According to the Australian Government Register of Lobbyists, there are 283 lobby groups, and more than 630 individuals, whose role consists of raising awareness of the cause of any number of clients. These lobbyists tend to be former ministers, senior advisers and public servants who have a wealth of experience of the inner workings of government.

For small businesses who have all their funds directed towards running and growing their organisations, it’s hard to think how we can possibly compete to get heard in this environment (not to mention when you add political ‘donations’ into the mix).

So is it fair that well financed organisations can employ services of ex-politicians to be heard and push their agendas? Is it playing dirty, or just simple networking? Given the current Independent Commission against Corruption (ICAC) investigations into corrupt conduct concerning soliciting, receiving and concealing payments, it’s clear the ethical lines can get blurred.

Where is the line drawn between a donation and a bribe?

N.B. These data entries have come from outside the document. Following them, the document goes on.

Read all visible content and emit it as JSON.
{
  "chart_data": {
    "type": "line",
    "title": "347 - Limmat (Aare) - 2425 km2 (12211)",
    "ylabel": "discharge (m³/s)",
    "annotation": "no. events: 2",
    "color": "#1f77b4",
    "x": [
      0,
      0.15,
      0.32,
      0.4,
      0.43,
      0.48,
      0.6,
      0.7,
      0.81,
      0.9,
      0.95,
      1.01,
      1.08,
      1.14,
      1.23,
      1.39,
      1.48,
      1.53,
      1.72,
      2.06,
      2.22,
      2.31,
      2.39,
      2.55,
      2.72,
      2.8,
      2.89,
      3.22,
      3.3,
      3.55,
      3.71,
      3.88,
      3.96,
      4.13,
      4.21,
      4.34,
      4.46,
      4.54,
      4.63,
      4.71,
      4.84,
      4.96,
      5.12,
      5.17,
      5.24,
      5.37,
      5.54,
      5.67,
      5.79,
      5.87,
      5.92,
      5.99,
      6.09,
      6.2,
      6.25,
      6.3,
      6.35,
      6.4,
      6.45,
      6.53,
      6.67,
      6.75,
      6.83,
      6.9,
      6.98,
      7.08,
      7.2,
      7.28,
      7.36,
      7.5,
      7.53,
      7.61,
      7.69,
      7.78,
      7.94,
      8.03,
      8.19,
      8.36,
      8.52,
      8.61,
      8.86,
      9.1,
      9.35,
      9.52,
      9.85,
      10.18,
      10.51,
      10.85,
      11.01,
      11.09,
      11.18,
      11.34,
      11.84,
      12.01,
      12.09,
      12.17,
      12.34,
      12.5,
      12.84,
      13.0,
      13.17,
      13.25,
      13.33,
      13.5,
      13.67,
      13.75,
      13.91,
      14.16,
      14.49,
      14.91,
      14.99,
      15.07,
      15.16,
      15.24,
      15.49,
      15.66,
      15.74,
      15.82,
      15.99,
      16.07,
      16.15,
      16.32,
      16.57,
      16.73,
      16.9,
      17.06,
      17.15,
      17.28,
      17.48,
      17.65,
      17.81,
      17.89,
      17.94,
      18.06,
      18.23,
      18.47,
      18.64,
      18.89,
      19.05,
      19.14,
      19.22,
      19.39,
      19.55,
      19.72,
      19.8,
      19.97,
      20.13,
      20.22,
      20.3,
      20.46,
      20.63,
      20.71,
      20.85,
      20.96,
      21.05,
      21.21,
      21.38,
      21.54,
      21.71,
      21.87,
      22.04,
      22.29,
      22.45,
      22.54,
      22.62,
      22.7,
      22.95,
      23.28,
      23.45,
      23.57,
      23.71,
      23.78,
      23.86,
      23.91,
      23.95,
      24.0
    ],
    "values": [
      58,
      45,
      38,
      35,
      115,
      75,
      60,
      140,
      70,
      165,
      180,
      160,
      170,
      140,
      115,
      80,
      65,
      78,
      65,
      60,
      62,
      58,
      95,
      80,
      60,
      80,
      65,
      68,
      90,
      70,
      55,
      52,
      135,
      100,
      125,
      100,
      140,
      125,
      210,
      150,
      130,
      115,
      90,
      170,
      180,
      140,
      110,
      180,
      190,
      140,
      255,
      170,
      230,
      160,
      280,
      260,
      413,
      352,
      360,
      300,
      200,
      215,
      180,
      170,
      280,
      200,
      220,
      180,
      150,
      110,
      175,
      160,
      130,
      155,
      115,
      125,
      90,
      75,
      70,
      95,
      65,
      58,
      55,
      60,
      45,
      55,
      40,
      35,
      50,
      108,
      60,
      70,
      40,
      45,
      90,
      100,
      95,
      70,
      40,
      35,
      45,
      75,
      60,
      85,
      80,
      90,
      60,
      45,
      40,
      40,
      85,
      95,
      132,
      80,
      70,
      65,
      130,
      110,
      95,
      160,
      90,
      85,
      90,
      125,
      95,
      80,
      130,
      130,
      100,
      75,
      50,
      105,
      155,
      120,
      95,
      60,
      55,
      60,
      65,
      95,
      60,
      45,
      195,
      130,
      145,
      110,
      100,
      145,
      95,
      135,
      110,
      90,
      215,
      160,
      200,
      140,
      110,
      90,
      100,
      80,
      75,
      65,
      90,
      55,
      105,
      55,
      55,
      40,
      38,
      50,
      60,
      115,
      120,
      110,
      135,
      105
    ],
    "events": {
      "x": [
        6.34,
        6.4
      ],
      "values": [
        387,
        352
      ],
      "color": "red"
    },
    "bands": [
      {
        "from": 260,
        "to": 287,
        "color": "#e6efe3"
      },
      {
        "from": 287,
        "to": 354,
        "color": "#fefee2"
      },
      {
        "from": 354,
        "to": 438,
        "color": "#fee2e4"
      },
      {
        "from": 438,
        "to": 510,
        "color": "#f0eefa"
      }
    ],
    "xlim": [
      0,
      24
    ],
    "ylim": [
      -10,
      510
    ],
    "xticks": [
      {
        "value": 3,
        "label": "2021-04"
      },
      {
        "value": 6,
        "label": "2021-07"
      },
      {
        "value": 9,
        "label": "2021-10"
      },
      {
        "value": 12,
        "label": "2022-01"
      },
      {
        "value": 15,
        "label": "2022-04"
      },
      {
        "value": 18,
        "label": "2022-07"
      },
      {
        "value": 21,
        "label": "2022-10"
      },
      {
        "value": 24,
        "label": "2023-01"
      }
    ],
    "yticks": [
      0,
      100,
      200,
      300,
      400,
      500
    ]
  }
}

And short of heading down that dubious (and expensive) path, what can small business do to be heard?

First you need to understand the triggers for the politician you want to approach. Short of making a ‘donation’ to their party, what is the trigger to get them to respond — what’s in it for them?

Try to make your business valuable to them. Get involved in what’s important to them, for example, volunteering time for campaign efforts. Use social media to help spread your message to a wide audience, to get others on board — the greater the influence you have among your following, the greater influence you can have on policy.